The complexity in measurement ramps with the complexity of the channel. In this post, I’ll write a bit about an interpretation of systems thinking, and how I apply it to marketing and marketing modeling.
We all seek to minimize complexity and maximize predictability. We want to minimize risk and maximize empowerment. We want to synthesize a huge amount of information and boil it down to a handful of levers. Levers cause empowerment and they enable people to make really good decisions.
Some organizations already have models in place, and are all fairly standardized. Not every organization has them. Understanding them is pretty important.
This is my approach:
I write a load of variables out onto cards. I talk to a lot of people to get all the variables onto the table.
And then you’re confronted with complexity.
I arrange all the variables in a way that cause and effect makes sense. You want to put the outcome you really want to achieve on your far right, and you want to put the variables you have the most control over on the far left. And then you start piecing things together
It’s very natural to believe you have far more levers at your disposal than you really do. Areas on the left will start to migrate towards the center.

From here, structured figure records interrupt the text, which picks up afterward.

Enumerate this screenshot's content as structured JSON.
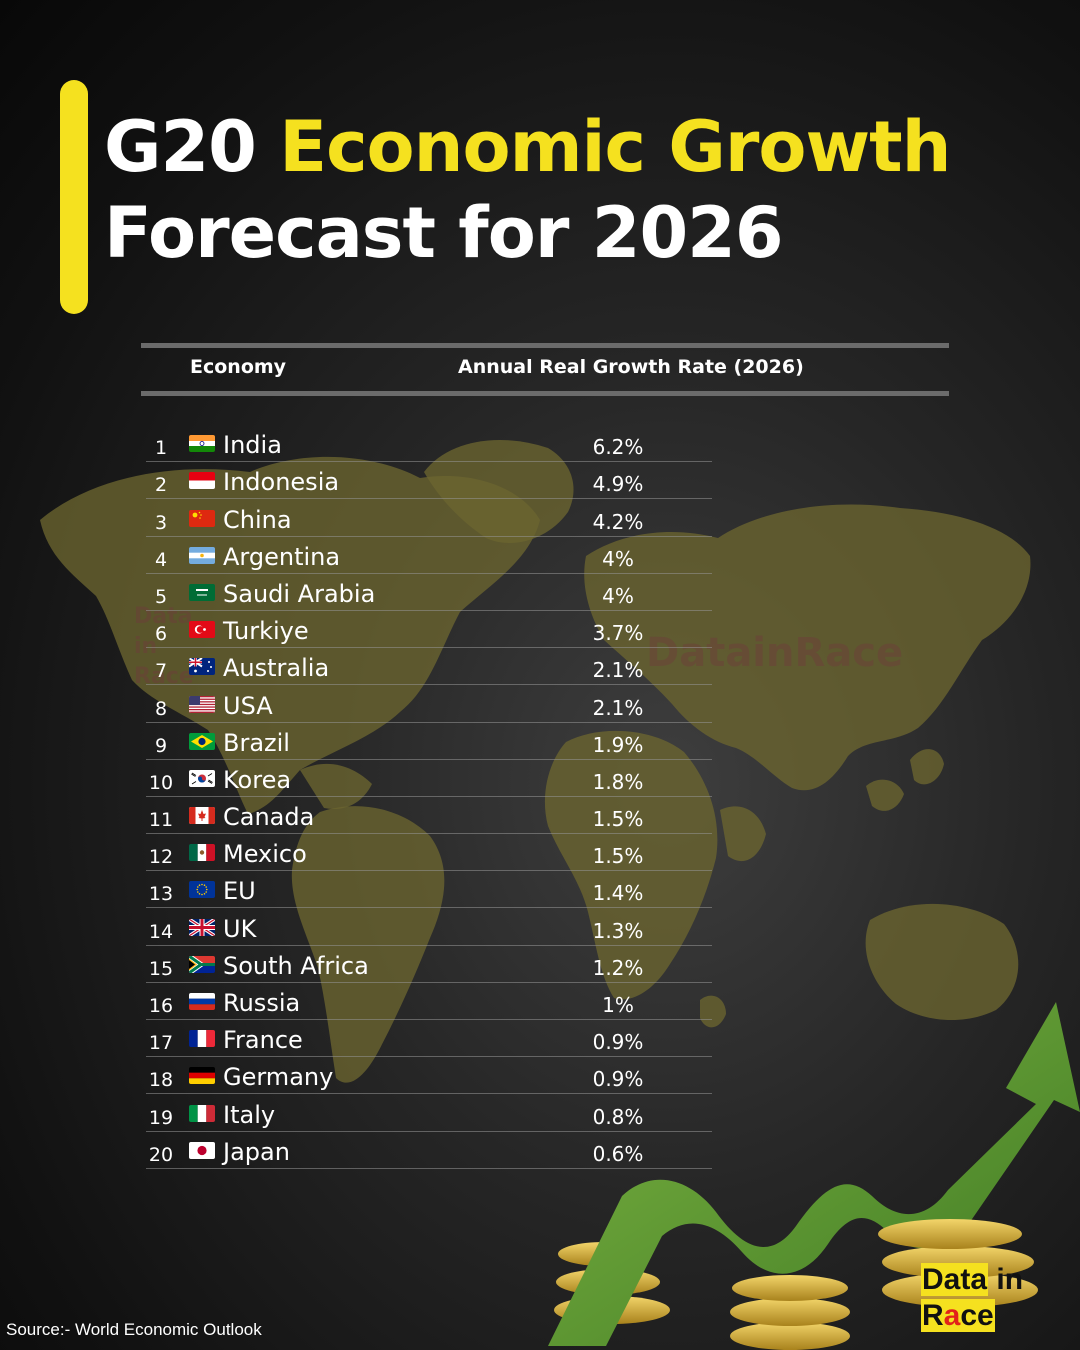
{
  "title": {
    "part1": "G20 ",
    "part2": "Economic Growth",
    "part3": "Forecast for 2026"
  },
  "watermark": "DatainRace",
  "watermark_small": "Data in Race",
  "logo": {
    "line1a": "Data",
    "line1b": " in",
    "line2a": "R",
    "line2b": "a",
    "line2c": "ce"
  },
  "source": "Source:- World Economic Outlook",
  "colors": {
    "accent": "#f5e11f",
    "background": "#1a1a1a",
    "text": "#ffffff",
    "arrow": "#5f9a32",
    "coin": "#d9b437"
  },
  "chart_data": {
    "type": "table",
    "title": "G20 Economic Growth Forecast for 2026",
    "columns": [
      "Economy",
      "Annual Real Growth Rate (2026)"
    ],
    "rows": [
      {
        "rank": "1",
        "flag": "india-flag-icon",
        "country": "India",
        "value": "6.2%"
      },
      {
        "rank": "2",
        "flag": "indonesia-flag-icon",
        "country": "Indonesia",
        "value": "4.9%"
      },
      {
        "rank": "3",
        "flag": "china-flag-icon",
        "country": "China",
        "value": "4.2%"
      },
      {
        "rank": "4",
        "flag": "argentina-flag-icon",
        "country": "Argentina",
        "value": "4%"
      },
      {
        "rank": "5",
        "flag": "saudi-arabia-flag-icon",
        "country": "Saudi Arabia",
        "value": "4%"
      },
      {
        "rank": "6",
        "flag": "turkiye-flag-icon",
        "country": "Turkiye",
        "value": "3.7%"
      },
      {
        "rank": "7",
        "flag": "australia-flag-icon",
        "country": "Australia",
        "value": "2.1%"
      },
      {
        "rank": "8",
        "flag": "usa-flag-icon",
        "country": "USA",
        "value": "2.1%"
      },
      {
        "rank": "9",
        "flag": "brazil-flag-icon",
        "country": "Brazil",
        "value": "1.9%"
      },
      {
        "rank": "10",
        "flag": "korea-flag-icon",
        "country": "Korea",
        "value": "1.8%"
      },
      {
        "rank": "11",
        "flag": "canada-flag-icon",
        "country": "Canada",
        "value": "1.5%"
      },
      {
        "rank": "12",
        "flag": "mexico-flag-icon",
        "country": "Mexico",
        "value": "1.5%"
      },
      {
        "rank": "13",
        "flag": "eu-flag-icon",
        "country": "EU",
        "value": "1.4%"
      },
      {
        "rank": "14",
        "flag": "uk-flag-icon",
        "country": "UK",
        "value": "1.3%"
      },
      {
        "rank": "15",
        "flag": "south-africa-flag-icon",
        "country": "South Africa",
        "value": "1.2%"
      },
      {
        "rank": "16",
        "flag": "russia-flag-icon",
        "country": "Russia",
        "value": "1%"
      },
      {
        "rank": "17",
        "flag": "france-flag-icon",
        "country": "France",
        "value": "0.9%"
      },
      {
        "rank": "18",
        "flag": "germany-flag-icon",
        "country": "Germany",
        "value": "0.9%"
      },
      {
        "rank": "19",
        "flag": "italy-flag-icon",
        "country": "Italy",
        "value": "0.8%"
      },
      {
        "rank": "20",
        "flag": "japan-flag-icon",
        "country": "Japan",
        "value": "0.6%"
      }
    ]
  }
}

It’s not entirely about your gut. Certain relationships, like the one between age and income, are very well known. Spend and reach is usually well known. Other relationships, like between recall and creativity, are known directionally but not certain.
You’ve now created a model.
Classically trained statisticians are taught to avoid reinforcing variables in their models, as it leads to a very particular error in regressions. I gravitate towards reinforcing variables. I can deal with the regression later on – but it’s truly an artificial barrier. When you’re laying things out, you want to pay special attention to such variables and dynamics. This is where you can get some of the best efficiency and/or effectiveness. A little difference there can go a long way elsewhere.

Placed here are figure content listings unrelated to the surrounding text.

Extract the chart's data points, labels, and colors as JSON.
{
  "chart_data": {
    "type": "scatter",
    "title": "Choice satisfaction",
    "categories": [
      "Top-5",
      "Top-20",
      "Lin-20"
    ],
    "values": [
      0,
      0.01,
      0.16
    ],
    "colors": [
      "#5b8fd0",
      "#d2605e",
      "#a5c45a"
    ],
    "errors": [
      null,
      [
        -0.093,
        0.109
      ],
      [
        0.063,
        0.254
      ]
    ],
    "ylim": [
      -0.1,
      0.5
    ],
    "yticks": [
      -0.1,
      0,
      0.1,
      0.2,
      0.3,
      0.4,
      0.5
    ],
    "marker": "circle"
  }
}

It’s also where a lot of the most optimistic thinking comes in. It might be attractive to think all reinforcing variables go on reinforcing indefinitely. But in this house, we obey the laws of thermodynamics.
(Obligatory Simpsons Reference)
This is also the root of the ‘virality’ argument. That somehow 2 people will each tell 2 that will each tell 2, and before you know it, the entire planet knows of something. If virality really worked that way, we’d all be aware of everything, ever. But we’re not.

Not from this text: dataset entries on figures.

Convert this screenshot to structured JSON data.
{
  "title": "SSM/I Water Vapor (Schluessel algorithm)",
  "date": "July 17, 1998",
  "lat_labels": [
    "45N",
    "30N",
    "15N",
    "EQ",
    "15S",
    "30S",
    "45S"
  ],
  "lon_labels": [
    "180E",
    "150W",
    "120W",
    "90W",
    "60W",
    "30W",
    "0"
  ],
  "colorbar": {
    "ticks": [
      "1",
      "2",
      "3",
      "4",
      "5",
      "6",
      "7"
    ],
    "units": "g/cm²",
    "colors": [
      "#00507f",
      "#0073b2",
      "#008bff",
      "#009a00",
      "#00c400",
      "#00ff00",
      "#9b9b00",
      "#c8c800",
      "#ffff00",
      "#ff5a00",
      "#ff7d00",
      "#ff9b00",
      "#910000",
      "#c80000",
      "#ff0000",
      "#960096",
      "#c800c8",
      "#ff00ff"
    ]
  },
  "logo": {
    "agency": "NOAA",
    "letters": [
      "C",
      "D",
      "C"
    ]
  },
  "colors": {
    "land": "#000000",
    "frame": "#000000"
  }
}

Reinforcing effects typically have a time limit. Even halos dissipate. Even virality dissipates.
Once it’s laid out, you can run a few simulations on it to get a sense of the range and impact of the variables. Then, for the purpose of communicating a model with the fewest number of words, delete the least predictive variables and levers, and communicate a simplified version of the model.
You do the usual ‘what-if’ scenarios and encounter assumptions about the world that don’t quite make sense. You have to aggressively inquire about why people think the way they do. Assume the best in people. Be aware that sometimes people forget that targets are a logical consequence of building a business case. Not everybody thinks ahead, and, in some organizations, there is truly no linkage between targets and business cases.
Remember that the model you generate is one in trillions. Your goal is to generate the most predictively accurate model you can based on what you know. It is all but certain that more accurate models exist, we just literally don’t know what we don’t know at this point. It’s not a question of ‘wrong’, but a question of ‘better’.
Good enough is defined as good enough to make a confident assertion about a set of causes that have likely effects. You’re not aiming for perfect because perfect isn’t possible for another few hundred years (or certainly some other time scale that exceeds your life).
Once you have a model, you have a system. You can use that system to write powerful recommendations that link actions the firm can take with outcomes that are likely. A system ultimately leads to a general understanding, and we move into a process of normal science.
Evidence accumulates that certain relationships are growing weaker, for instance, between TV Spend/GRP and Sales. New channels emerge and fragment customer attention and behavior. In short, systems evolve and much of what was true in 1990 isn’t true in 2011. Much of what is true in 2011 won’t be true in 2020. It’s not that anybody was wrong. It’s only bad if we fail to update our present view of a system with new knowledge.
That’s my take on systems thinking and marketing. Useful?